Please forward abstracts for papers and posters of no more than 400 words for consideration to
ruth.fitzgerald@otago.ac.nz

Please forward abstracts for audio-visual presentations for consideration to Natasha.Fijn@anu.edu.au.

Audio-visual sessions may consist of current visual culture research material from postgraduate students, feature-length ethnographic films with a common theme, multimedia presentations, or visual anthropology paper presentations with short filmic or photographic excerpts.
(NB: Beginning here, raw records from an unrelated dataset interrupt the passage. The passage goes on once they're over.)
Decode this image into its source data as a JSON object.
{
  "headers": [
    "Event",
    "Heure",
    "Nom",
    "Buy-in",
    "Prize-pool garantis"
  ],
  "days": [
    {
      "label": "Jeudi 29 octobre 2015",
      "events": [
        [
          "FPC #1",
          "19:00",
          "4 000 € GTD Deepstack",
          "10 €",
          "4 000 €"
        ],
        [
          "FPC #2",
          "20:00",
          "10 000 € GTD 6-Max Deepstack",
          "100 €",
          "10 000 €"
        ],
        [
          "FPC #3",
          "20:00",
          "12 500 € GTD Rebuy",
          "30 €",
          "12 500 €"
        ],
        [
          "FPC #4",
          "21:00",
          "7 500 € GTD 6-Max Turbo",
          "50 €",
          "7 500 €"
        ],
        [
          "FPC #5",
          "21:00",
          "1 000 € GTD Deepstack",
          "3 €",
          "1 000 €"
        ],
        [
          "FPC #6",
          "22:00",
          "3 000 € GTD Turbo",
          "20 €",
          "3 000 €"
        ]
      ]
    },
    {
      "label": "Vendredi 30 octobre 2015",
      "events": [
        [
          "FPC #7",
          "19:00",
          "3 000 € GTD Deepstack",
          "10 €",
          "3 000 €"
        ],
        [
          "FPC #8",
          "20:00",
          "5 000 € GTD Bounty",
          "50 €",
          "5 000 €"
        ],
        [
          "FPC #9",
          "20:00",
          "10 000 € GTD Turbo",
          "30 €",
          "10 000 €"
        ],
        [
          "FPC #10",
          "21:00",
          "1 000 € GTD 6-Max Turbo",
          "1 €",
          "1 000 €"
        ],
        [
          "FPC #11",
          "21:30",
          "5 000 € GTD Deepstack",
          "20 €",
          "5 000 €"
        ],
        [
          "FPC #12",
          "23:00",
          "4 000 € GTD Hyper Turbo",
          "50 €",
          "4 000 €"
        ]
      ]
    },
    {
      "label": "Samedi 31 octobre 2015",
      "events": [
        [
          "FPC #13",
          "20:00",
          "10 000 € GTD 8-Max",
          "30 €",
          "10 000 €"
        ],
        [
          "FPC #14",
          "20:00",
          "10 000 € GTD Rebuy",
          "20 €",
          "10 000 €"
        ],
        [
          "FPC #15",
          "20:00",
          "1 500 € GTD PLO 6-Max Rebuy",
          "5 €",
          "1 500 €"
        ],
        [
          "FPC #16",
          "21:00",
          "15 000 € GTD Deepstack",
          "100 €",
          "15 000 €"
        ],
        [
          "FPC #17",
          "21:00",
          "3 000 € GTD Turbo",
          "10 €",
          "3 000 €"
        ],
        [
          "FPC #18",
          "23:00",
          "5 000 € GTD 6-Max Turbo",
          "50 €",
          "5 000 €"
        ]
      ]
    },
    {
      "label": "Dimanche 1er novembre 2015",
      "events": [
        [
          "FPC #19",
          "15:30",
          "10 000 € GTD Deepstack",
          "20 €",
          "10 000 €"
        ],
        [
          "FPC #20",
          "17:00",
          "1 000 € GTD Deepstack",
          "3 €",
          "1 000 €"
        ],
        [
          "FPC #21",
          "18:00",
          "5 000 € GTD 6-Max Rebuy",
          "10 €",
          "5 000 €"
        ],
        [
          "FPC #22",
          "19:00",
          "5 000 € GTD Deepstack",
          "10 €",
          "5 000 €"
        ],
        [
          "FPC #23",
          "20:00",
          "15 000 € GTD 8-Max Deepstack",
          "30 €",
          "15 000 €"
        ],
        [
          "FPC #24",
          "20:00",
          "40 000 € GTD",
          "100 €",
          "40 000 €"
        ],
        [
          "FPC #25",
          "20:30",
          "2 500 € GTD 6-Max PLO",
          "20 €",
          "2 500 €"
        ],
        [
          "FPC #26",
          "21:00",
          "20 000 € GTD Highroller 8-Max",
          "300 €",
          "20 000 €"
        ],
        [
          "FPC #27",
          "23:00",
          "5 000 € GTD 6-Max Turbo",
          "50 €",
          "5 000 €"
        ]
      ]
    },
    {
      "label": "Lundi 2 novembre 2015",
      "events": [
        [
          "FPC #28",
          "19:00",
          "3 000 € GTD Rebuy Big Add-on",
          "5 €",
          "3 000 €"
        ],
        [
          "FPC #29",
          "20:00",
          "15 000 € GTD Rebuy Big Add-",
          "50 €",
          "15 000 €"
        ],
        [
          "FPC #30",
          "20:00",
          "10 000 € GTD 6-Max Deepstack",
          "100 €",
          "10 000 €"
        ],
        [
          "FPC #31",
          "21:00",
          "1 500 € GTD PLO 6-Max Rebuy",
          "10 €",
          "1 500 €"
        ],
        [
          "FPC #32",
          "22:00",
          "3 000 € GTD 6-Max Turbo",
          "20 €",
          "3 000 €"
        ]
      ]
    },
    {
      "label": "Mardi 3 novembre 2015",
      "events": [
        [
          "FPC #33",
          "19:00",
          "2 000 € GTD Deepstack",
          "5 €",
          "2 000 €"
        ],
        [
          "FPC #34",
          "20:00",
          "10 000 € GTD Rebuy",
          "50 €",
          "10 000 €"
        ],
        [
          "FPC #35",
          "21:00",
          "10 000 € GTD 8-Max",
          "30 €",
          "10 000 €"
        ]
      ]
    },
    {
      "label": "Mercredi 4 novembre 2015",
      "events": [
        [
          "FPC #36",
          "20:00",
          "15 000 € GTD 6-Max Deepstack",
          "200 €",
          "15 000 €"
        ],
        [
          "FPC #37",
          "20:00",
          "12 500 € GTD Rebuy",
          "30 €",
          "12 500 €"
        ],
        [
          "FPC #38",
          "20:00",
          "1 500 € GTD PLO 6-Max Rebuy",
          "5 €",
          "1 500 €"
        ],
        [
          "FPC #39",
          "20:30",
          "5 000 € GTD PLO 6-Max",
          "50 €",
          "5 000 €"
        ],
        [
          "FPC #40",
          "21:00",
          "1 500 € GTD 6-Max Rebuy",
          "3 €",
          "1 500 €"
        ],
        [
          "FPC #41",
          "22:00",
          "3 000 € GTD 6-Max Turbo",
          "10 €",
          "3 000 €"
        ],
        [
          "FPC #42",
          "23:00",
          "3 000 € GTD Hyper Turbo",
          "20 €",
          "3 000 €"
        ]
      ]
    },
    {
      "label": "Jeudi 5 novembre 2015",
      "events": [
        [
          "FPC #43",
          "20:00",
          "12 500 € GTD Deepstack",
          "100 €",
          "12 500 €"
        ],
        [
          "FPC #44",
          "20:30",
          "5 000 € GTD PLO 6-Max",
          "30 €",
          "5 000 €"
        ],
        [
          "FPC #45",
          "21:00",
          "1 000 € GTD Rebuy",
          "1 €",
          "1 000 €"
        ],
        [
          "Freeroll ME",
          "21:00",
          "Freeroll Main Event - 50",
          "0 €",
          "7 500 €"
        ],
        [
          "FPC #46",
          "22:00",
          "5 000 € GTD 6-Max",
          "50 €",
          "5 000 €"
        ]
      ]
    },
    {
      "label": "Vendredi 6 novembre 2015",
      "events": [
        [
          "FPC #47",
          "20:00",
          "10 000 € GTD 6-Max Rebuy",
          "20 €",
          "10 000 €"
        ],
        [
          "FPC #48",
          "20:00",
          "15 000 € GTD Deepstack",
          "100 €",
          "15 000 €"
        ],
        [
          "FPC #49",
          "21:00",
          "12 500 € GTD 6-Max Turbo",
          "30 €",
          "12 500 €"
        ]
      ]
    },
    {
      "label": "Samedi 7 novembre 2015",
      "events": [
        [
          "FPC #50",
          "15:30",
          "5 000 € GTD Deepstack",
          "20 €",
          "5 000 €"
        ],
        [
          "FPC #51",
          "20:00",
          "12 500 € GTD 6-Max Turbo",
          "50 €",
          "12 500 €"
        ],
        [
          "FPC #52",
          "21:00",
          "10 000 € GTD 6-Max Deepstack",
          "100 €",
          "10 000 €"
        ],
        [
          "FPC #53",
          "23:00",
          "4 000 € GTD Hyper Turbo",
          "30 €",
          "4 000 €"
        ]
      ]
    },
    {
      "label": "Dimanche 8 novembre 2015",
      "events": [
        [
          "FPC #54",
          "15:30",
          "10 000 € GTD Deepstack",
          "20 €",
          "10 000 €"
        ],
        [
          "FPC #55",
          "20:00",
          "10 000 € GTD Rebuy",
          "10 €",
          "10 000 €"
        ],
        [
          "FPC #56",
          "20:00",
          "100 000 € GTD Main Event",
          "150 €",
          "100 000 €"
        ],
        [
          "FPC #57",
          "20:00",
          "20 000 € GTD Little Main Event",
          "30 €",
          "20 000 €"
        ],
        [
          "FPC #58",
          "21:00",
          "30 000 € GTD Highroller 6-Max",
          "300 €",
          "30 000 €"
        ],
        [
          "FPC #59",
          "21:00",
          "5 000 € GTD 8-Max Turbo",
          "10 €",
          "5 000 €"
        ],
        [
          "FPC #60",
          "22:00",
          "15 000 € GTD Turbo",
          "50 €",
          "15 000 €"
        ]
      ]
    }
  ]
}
We also invite abstracts for papers and posters for consideration on the specific invited panel themes of:

  • politesse as ethics
  • feminisms and cosmopolitanisms
  • cosmopolitan health care practises
  • the case for and against a grounded antipodean cosmopolitan anthropology or anthropologies

Please note on your abstract if you would like your paper to be considered for inclusion in these special panels – we will advise of the selection process outcome after the call for papers is concluded. Papers proposed but not included in these special panels will still be featured in the larger conference programme.
Again, please send your abstract of no more than 400 words for consideration to ruth.fitzgerald@otago.ac.nz

We are also pleased to accept papers and posters of a more general nature that do not engage specifically with the theme of cosmopolitanism while still engaging with anthropological topics in general.
Again, please send your abstract of no more than 400 words for consideration to ruth.fitzgerald@otago.ac.nz

Papers will be grouped into related themes by the conference organisers. If you and a group of colleagues are proposing related papers and would like your papers to be scheduled next to each other, please let us know.

Presentations

Spoken Presentations

Please plan for 20 minute presentations (15 minutes talk and 5 minutes questions).

Posters

Posters should be no more than 1.2 m x 1 m in dimension.

The best quality papers will be published in two peer reviewed, edited book collections and one special issue of the New Zealand based journal Sites.